L’American Film Institute accredita Al Pacino come John Milton e conferma Taylor Hackford alla regia del film, tratto dal romanzo di Andrew Neiderman e sceneggiato da Jonathan Lemkin e Tony Gilroy.
Cosa significa l’ultima scena con il giornalista?
La parte decisiva arriva dopo che Kevin sembra aver superato la prova. Un giornalista gli propone un’intervista e promette di trasformarlo in una figura pubblica, celebrandolo come l’avvocato che ha sacrificato una causa per seguire la propria coscienza.
Kevin accetta. Quando si allontana, il volto del giornalista cambia e rivela nuovamente Milton. Il Diavolo non ha bisogno di riproporre la stessa tentazione: se l’ambizione professionale non funziona più, può sfruttare il desiderio di essere ammirato per una scelta morale.
Perché Milton parla della vanità?
La vanità è il vero filo rosso della storia. Kevin non viene attirato solo dal denaro. Vuole vincere, essere riconosciuto e dimostrare di essere superiore agli altri. Anche quando torna sui propri passi, la tentazione rientra dalla porta del prestigio personale.
Il finale suggerisce quindi che resistere al male una volta non rende immuni alla tentazione. Milton cambia strategia perché conosce il punto debole di Kevin: prima il successo, poi la reputazione. Il ciclo non ricomincia identico, ma assume una forma nuova.
Il finale è un sogno o un loop?
Il film non fornisce una risposta tecnica definitiva. La lettura più coerente è che la sequenza finale rappresenti una realtà ripristinata o una seconda possibilità soprannaturale, nella quale Kevin conserva implicitamente ciò che ha imparato. Parlare di loop è utile solo fino a un certo punto, perché il comportamento di Kevin cambia e quindi il nuovo percorso non replica esattamente quello precedente.
Il senso è più morale che fantascientifico: ogni scelta può aprire una nuova tentazione e il libero arbitrio deve essere esercitato continuamente.
Che fine fa Mary Ann?
Nella linea temporale che conduce allo scontro con Milton, Mary Ann muore dopo essersi ferita mortalmente.

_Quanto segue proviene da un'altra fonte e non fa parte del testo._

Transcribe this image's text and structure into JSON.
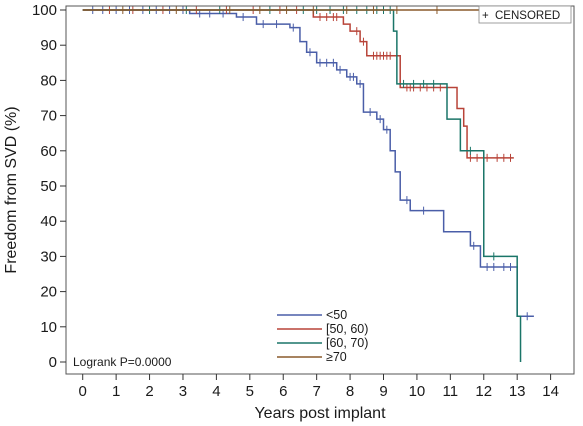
{
  "chart_data": {
    "type": "line",
    "subtype": "kaplan-meier step curves",
    "xlabel": "Years post implant",
    "ylabel": "Freedom from SVD (%)",
    "xlim": [
      -0.5,
      14.7
    ],
    "ylim": [
      0,
      100
    ],
    "xticks": [
      "0",
      "1",
      "2",
      "3",
      "4",
      "5",
      "6",
      "7",
      "8",
      "9",
      "10",
      "11",
      "12",
      "13",
      "14"
    ],
    "yticks": [
      "0",
      "10",
      "20",
      "30",
      "40",
      "50",
      "60",
      "70",
      "80",
      "90",
      "100"
    ],
    "grid": false,
    "annotation": "Logrank P=0.0000",
    "censored_legend": {
      "symbol": "+",
      "label": "CENSORED"
    },
    "legend_position": "bottom-center",
    "series": [
      {
        "name": "<50",
        "color": "#4a5ea8",
        "steps": [
          [
            0,
            100
          ],
          [
            3.2,
            99
          ],
          [
            4.6,
            98
          ],
          [
            5.2,
            96
          ],
          [
            6.2,
            95
          ],
          [
            6.5,
            91
          ],
          [
            6.7,
            88
          ],
          [
            7.0,
            85
          ],
          [
            7.6,
            83
          ],
          [
            7.9,
            81
          ],
          [
            8.2,
            79
          ],
          [
            8.4,
            71
          ],
          [
            8.8,
            69
          ],
          [
            9.0,
            66
          ],
          [
            9.2,
            60
          ],
          [
            9.35,
            54
          ],
          [
            9.5,
            46
          ],
          [
            9.8,
            43
          ],
          [
            10.8,
            37
          ],
          [
            11.6,
            33
          ],
          [
            11.9,
            27
          ],
          [
            13.0,
            13
          ],
          [
            13.5,
            13
          ]
        ],
        "censor_x": [
          0.3,
          0.6,
          1.0,
          1.4,
          1.8,
          2.2,
          2.6,
          3.0,
          3.5,
          3.8,
          4.2,
          4.8,
          5.4,
          5.8,
          6.3,
          6.8,
          7.1,
          7.3,
          7.5,
          7.7,
          8.0,
          8.1,
          8.3,
          8.6,
          8.9,
          9.1,
          9.7,
          10.2,
          11.7,
          12.1,
          12.3,
          12.6,
          12.8,
          13.3
        ]
      },
      {
        "name": "[50, 60)",
        "color": "#b84338",
        "steps": [
          [
            0,
            100
          ],
          [
            6.9,
            98
          ],
          [
            7.8,
            96
          ],
          [
            8.0,
            94
          ],
          [
            8.3,
            91
          ],
          [
            8.5,
            87
          ],
          [
            9.5,
            78
          ],
          [
            11.2,
            72
          ],
          [
            11.4,
            67
          ],
          [
            11.5,
            58
          ],
          [
            12.9,
            58
          ]
        ],
        "censor_x": [
          0.8,
          1.5,
          2.4,
          3.4,
          4.3,
          5.1,
          5.9,
          6.4,
          7.1,
          7.3,
          7.5,
          7.6,
          8.2,
          8.4,
          8.7,
          8.8,
          8.9,
          9.0,
          9.1,
          9.2,
          9.7,
          9.8,
          9.9,
          10.1,
          10.3,
          10.5,
          10.7,
          11.6,
          11.8,
          12.1,
          12.4,
          12.6,
          12.8
        ]
      },
      {
        "name": "[60, 70)",
        "color": "#1a7568",
        "steps": [
          [
            0,
            100
          ],
          [
            9.3,
            94
          ],
          [
            9.4,
            79
          ],
          [
            10.9,
            69
          ],
          [
            11.3,
            60
          ],
          [
            12.0,
            30
          ],
          [
            13.0,
            13
          ],
          [
            13.1,
            0
          ]
        ],
        "censor_x": [
          2.0,
          3.1,
          4.1,
          5.6,
          6.6,
          7.0,
          7.4,
          7.8,
          8.2,
          8.5,
          8.8,
          9.0,
          9.2,
          9.6,
          9.9,
          10.2,
          10.5,
          11.6,
          12.3
        ]
      },
      {
        "name": "≥70",
        "color": "#8a5a2b",
        "steps": [
          [
            0,
            100
          ],
          [
            14.6,
            100
          ]
        ],
        "censor_x": [
          1.2,
          2.8,
          4.4,
          5.3,
          6.1,
          6.9,
          7.9,
          8.7,
          9.4,
          10.6,
          11.9,
          13.4
        ]
      }
    ]
  }
}
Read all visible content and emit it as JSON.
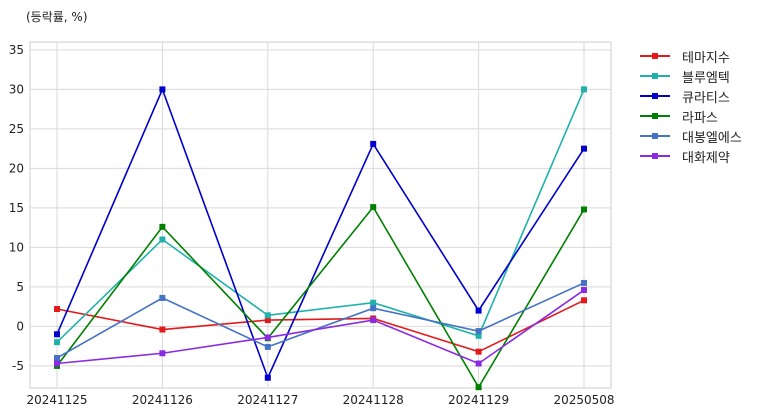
{
  "chart_data": {
    "type": "line",
    "ylabel": "(등락률, %)",
    "x": [
      "20241125",
      "20241126",
      "20241127",
      "20241128",
      "20241129",
      "20250508"
    ],
    "yticks": [
      -5,
      0,
      5,
      10,
      15,
      20,
      25,
      30,
      35
    ],
    "ylim": [
      -7.8,
      36
    ],
    "grid": true,
    "legend_position": "outside-right-top",
    "series": [
      {
        "name": "테마지수",
        "color": "#e31a1c",
        "values": [
          2.2,
          -0.4,
          0.8,
          1.0,
          -3.2,
          3.3
        ]
      },
      {
        "name": "블루엠텍",
        "color": "#20b2aa",
        "values": [
          -2.0,
          11.0,
          1.4,
          3.0,
          -1.2,
          30.0
        ]
      },
      {
        "name": "큐라티스",
        "color": "#0000cc",
        "values": [
          -1.0,
          30.0,
          -6.5,
          23.1,
          2.0,
          22.5
        ]
      },
      {
        "name": "라파스",
        "color": "#008000",
        "values": [
          -5.0,
          12.6,
          -1.5,
          15.1,
          -7.7,
          14.8
        ]
      },
      {
        "name": "대봉엘에스",
        "color": "#4472c4",
        "values": [
          -4.0,
          3.6,
          -2.6,
          2.3,
          -0.6,
          5.5
        ]
      },
      {
        "name": "대화제약",
        "color": "#8a2be2",
        "values": [
          -4.7,
          -3.4,
          -1.4,
          0.8,
          -4.7,
          4.6
        ]
      }
    ]
  }
}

Il ritorno al tribunale avviene però prima del trasferimento di Kevin a New York. Se quella seconda possibilità modifica gli eventi successivi, Mary Ann non è ancora arrivata al destino visto nella prima linea narrativa.
È uno degli elementi che rende il finale meno nichilista di quanto sembri: Kevin può ancora scegliere diversamente, ma Milton resta presente e pronto a cercare un’altra crepa.